|This pair of derailleurs are very similar, except ...|
the one on the left has a short cage, and the one on the right has a long cage.
|Rear view of the same pair of basic derailleurs.|
Short cage on the left, long cage on the right
It is easy to see why a manufacturer, such as Shimano, makes different "grades" of derailleur, from the basic models shown above up to the Dura-Ace models used in racing.
The "basic" models tend to be heavier, and the bearings are cheaper. For Shimano products, you find them stamped with their country of manufacture, and the lower-end models ain't stamped "Japan".
Sometimes a model a couple down from the top is the best value, as it has decent build quality and bearings, while the top models can actually be less strong because there is more of an emphasis on weight reduction.
Bottom end derailleurs contain steel and moulded plastic. Top-end derailleurs contain (in the case of Campagnolo, at least) aluminium alloy and carbon fibre.
By why have different lengths in the same "grade" (like the pair shown above?)
well, think about the types of bikes there are:
a) some bikes have a limited gear range (like a 14-24 gear set), and one or two chainwheels at the front.
Say the front is a 50/34 pair (not uncommon). So if you add up the difference in the rear cogs (24-14 = 10) and the difference in the chainwheels (50-34 = 16), you get the "range" of the gearing (26 in this case - it is 10-16) Remember that the derailleur spring has to take up the slack so that the chain is not slopping about whether the chain is on the small cogs or the big ones at the back and front. Small/small will give maximum chain slack (34 and 14 in this case), while big/big will keep the chain tightest (50 and 24 in this case).
Bikes with limited gear ranges have the "short" type of derailleur.
|Left column : A typical low-end derailleur with a short cage (a Tourney model) with a "range" of just 28 teeth capacity,|
and it is designed for a 14t "top"/high gear. Even with a 14-28 at the back, this couldn't handle a 50/34 up front (limit on the front is just 13 teeth)
Right column: the "medium£ cage variant of the same model derailleur has a range of 34, but is still only designed for a 14-28 set of rear gears.. At least it would work with most front "double" rings!
Both are useless with an 11-32 rear cassette.
Pic is a screenshot from Shimano's technical pages
|That;s a bit more like it. This one is a Tourney SGS (long cage) derailleur. This one will handle an 11-32 alright, but isn't designed for the 22t difference I have at the front (well, I could get away with it, but shifting is likely to be slower and less reliable)|
Most triple chainsets come in sizes like 42/34/24 or 48/38/28, or even 50/40/30, so this would be fine.
Note that range (total capacity on the spec sheets) is 43t for the long cage, 20t for the medium cage, and 13t for the short cage models.
Again, this is screenshot from Shimano's technical info.
b) take a bike like mine. I have an 11-32 on the back, and a 48/34/26 triple on the front. What's the "range" the derailleur spring has to work with?
well it is 21 at the back, and 22 at the front, giving a total of 43.
That is VERY different from the range of 26 we found in our first example.
"Long" derailleurs are simply better at taking up the slack than short derailleurs.
Why have any short derailleurs then, since long derailleurs are so good?
a) length: short derailleurs are less likely to hit things on a trail, and in my case the long derailleur hits the bike rack at work, so I need to park my bike "front first".
b) weight: because they have shorter cages, it is easy to see why short derailleurs weigh less!

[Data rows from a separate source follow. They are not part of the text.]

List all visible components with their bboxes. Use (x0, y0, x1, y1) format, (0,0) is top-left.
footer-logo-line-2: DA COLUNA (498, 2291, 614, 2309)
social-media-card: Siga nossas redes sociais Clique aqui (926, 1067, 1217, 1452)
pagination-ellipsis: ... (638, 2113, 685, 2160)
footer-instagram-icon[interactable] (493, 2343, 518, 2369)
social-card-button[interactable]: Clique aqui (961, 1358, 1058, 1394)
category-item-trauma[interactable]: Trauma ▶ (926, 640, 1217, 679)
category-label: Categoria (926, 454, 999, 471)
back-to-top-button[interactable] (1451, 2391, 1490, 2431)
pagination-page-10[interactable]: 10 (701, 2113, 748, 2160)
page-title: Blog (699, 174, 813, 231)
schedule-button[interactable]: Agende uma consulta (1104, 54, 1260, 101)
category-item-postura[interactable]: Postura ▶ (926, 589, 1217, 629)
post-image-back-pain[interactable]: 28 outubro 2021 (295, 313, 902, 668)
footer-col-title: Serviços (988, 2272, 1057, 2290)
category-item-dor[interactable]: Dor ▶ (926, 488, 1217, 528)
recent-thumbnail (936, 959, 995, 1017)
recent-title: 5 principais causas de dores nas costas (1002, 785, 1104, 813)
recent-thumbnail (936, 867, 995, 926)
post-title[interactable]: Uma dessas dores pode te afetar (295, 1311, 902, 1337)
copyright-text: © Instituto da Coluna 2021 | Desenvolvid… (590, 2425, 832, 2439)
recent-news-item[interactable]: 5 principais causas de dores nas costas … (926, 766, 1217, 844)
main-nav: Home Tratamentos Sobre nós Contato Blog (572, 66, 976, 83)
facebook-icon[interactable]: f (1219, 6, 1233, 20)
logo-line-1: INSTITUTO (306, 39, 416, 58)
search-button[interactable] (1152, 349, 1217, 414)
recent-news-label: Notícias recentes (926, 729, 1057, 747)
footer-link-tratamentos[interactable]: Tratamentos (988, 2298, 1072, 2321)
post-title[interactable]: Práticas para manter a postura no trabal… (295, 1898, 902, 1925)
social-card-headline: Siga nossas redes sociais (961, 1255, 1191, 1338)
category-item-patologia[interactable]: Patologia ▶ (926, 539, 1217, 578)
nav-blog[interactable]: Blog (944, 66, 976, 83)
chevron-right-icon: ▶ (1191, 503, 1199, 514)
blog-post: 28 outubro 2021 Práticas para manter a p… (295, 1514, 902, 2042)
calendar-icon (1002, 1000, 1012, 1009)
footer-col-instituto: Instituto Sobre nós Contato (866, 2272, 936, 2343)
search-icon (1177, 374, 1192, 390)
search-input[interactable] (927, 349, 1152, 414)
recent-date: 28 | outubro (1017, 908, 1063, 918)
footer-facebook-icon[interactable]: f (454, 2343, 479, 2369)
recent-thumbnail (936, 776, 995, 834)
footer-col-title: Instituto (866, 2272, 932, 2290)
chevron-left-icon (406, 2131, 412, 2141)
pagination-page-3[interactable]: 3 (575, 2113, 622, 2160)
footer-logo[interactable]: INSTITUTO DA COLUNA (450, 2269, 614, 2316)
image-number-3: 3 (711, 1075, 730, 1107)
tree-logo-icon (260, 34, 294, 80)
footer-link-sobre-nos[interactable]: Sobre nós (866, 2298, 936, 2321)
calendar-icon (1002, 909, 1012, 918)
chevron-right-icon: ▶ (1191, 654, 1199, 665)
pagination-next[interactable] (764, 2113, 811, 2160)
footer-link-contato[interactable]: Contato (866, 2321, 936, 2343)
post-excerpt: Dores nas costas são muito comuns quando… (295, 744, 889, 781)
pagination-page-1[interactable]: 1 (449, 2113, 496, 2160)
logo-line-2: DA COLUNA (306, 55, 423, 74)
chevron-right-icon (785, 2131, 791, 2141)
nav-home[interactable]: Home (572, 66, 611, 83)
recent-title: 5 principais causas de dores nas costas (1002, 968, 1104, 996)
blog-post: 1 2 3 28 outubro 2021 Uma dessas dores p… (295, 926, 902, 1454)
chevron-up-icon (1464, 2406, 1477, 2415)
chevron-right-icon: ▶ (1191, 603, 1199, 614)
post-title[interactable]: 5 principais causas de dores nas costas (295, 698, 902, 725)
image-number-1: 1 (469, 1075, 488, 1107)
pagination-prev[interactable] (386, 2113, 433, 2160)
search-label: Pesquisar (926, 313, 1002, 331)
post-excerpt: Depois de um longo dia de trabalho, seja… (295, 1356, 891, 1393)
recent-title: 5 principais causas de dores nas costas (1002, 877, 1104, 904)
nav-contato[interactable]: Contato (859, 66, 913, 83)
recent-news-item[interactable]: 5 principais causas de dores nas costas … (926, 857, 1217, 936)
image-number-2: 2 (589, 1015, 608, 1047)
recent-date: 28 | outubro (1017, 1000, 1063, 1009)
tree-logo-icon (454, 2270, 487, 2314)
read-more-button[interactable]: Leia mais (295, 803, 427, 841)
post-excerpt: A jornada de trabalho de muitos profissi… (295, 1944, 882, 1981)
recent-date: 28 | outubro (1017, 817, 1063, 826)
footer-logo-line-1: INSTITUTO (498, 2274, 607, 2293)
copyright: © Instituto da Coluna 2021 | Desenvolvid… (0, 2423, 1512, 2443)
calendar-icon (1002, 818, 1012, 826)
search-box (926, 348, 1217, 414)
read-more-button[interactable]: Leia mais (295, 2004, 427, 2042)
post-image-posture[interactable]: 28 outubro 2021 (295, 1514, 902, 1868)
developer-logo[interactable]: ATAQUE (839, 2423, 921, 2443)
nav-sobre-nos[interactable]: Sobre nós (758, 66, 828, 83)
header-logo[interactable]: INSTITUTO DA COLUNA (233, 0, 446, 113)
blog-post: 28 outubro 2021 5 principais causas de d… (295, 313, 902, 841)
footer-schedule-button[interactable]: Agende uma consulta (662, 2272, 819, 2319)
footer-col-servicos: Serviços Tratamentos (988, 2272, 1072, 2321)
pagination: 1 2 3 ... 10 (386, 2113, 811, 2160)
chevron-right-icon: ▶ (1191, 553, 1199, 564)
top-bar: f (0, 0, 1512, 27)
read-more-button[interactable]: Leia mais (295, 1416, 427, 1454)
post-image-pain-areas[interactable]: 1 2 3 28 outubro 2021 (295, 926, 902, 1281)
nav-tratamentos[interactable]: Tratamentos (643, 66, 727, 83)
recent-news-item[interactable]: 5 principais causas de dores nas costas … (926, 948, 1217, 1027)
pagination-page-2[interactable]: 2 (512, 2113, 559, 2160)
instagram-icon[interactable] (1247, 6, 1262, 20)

The cage simply has less material in it
If you want a list of derailleur weights, then you could try WeightWeenies that covers most models.
In order of spec, I have 3 long cage deraileurs in working order (although one needs a clean):
Altus (cheapest), weight = 313g (I weighed it!)
Alivio M410 = 312g (from WeightWeenies)
Deore M591 (dearest) = 291g (I weighed it).
The reason I didn't weigh the M410 is that it is in an oily bag, and would need a serious clean up, otherwise I would just be weighing the oil!
The closeness in weight between the Altus and the Alivio model may be due to the Altus being a later model, and featuring more plastic. Plastic can be strong enough for some parts of a derailleur, and can bring the weight down.
(I was surprised to find that a sealed Bottom Bracket unit with a pair of plastic cups that came from a very modestly priced bike actually weighed a touch less that the much higher-spec aluminium, with two ally cups, model I compared it too!)
So a "road bike" would normally have a shorter derailleur, because it weighs less, and if you pay big money for a light bike, you don't want any weight you don't need (like the extra cage length)
Bikes with triple chainwheels are likely to have a "long" derailleur, because of the wider range of their gearing.
Of course, there will always be exceptions, and in some ranges, more than two lengths exist - there can be a third, medium, length as well, combining some of the advantages of each, but having some of the penalties of each, too. Less range than a "long", more weight than a "short".